WORKING HARD: technicians from NBN were hard at work in Glen Innes' Grey Street on Sunday. They're scheduled to have finished by September.
WORKING HARD: technicians from NBN were hard at work in Glen Innes' Grey Street on Sunday. They're scheduled to have finished by September.

The NBN is coming to Glen Innes in September, making it the last town in New England to get modern super fast internet.

Construction works on the national broadband network were underway through town over the weekend, with Glen Innes households and businesses scheduled to be linked up from September, just three months away.

Some 2,600 homes and businesses will be connected to the fixed-line system, according to a media release by NBN co.

Mayor Carol Sparks welcomed the improved service which she said would assist local businesses like Photo Create, which are reliant on the internet to sell product.

"We're all very happy to get the news we'll have super-fast internet by September," she said.

"It's good for business, it's good for households, it's good for schools, it's good for hospitals, it's good for people out on farms.

"It will bring us all together as a nation.

"But why has it taken so long?"

Glen Innes will be the last large town in the area to get the upgrade. Armidale, just 100 kilometres down the road, was the very first mainland city to get the NBN, with super fast internet switched on by 2013. Tenterfield was hooked up by September 2018, with Moree linked up in May.

Inverell was half done by June last year, with the balance of the town to be connected by the end of this year.

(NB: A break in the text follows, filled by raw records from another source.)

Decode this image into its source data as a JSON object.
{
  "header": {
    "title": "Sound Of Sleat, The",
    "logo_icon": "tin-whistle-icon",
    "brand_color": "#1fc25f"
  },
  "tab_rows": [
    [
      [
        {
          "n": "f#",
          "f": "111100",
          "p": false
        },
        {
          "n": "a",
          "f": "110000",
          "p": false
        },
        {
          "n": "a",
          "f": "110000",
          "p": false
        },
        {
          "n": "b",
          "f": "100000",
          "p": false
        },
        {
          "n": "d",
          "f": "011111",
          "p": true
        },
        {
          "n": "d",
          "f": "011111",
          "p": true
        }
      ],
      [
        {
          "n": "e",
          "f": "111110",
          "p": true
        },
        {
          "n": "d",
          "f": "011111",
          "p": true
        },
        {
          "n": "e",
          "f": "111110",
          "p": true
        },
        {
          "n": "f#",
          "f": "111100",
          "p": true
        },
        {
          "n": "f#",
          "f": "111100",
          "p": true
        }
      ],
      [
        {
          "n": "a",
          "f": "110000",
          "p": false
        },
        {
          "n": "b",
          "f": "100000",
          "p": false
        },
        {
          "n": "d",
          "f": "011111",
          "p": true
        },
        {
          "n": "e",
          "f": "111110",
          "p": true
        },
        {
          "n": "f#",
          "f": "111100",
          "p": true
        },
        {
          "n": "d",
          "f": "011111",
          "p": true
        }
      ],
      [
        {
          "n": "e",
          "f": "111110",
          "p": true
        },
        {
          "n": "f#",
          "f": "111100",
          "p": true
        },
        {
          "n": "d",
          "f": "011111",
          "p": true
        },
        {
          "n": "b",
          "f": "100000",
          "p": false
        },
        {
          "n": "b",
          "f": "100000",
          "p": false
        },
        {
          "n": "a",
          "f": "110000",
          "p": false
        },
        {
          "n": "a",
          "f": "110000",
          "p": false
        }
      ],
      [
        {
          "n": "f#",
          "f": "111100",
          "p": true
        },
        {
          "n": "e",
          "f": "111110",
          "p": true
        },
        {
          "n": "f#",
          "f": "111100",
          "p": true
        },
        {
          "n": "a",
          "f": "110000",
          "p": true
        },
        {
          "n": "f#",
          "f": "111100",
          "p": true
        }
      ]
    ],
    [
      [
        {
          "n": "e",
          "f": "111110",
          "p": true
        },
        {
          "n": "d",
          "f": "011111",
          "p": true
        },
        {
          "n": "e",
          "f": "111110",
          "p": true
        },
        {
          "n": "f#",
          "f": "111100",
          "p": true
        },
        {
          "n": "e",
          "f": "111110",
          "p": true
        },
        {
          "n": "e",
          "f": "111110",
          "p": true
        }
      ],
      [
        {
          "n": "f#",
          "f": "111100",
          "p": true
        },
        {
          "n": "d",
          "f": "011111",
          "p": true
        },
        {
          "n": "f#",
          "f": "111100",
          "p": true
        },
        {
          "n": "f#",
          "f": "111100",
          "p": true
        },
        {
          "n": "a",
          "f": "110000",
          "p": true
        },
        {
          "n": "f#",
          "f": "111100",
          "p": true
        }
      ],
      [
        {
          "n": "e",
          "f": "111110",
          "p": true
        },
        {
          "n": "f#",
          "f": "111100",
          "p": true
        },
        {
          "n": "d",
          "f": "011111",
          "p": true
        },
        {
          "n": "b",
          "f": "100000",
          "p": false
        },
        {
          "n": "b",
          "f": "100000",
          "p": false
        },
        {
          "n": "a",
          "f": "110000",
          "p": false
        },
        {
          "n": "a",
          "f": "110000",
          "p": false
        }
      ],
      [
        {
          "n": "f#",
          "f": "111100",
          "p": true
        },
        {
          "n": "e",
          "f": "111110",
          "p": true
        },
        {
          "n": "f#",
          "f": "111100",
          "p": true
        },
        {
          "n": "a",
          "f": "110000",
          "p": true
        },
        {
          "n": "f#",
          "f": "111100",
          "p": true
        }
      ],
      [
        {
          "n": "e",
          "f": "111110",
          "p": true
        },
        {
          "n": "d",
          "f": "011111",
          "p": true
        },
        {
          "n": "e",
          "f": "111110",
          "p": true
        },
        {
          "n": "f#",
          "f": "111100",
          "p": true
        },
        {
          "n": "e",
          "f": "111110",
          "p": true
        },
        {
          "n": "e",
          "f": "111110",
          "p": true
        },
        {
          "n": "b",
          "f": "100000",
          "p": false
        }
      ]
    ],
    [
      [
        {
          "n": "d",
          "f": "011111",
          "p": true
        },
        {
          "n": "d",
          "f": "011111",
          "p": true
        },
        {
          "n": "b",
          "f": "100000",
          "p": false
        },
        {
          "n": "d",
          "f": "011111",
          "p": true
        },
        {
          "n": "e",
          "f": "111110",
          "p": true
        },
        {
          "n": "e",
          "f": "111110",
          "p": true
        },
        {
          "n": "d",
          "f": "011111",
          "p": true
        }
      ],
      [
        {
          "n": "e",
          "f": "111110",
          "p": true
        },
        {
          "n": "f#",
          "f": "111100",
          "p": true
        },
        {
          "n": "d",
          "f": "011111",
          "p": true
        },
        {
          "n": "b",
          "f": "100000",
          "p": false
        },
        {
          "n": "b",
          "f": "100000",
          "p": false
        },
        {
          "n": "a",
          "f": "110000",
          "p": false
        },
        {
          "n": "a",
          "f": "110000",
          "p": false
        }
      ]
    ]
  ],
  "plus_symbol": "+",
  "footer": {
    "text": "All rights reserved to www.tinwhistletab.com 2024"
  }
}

Mayor Sparks said there are over 1500 ABNs registered in the Glen Innes Severn local government area, and modern health services are more reliant on telehealth than ever.

"I'd say a lot of those work from home and rely on internet services.

"It'll be a good service to have, but it's been a long time coming."

Ryan Williams, NBN local spokesperson, said the organisation will have finished the rollout of the internet upgrade across the entire country by next year.

"In order to achieve this, we have developed a sequence for the rollout that takes into account practical, financial and engineering criteria," he said.

"Determining the sequence is a complex process of weighing up factors, including the location of construction resources, existing broadband infrastructure and proximity to NBN infrastructure."

The NBN provides broadband through fibre-optic cables, initially "to the home". With the switch to a Liberal-National government in 2013, the NBN was ordered to instead provide fibre "to the node". The latter technology is much slower because it uses the country's ageing copper network for the last few metres from an exchange on the street.

Some Australians who live outside of towns like farmers have broadband provided through a pair of satellites, called the Sky Muster satellites.

NBN spokesperson Ryan Williams warned Glen Innes residents and businesses that the switch is not automatic, and urged them to speak to their retailer in order to keep their phone service functioning.

He said residents will have an 18 month grace period to switch to a new plan. By March 2021 existing landline phone and internet services will be switched off.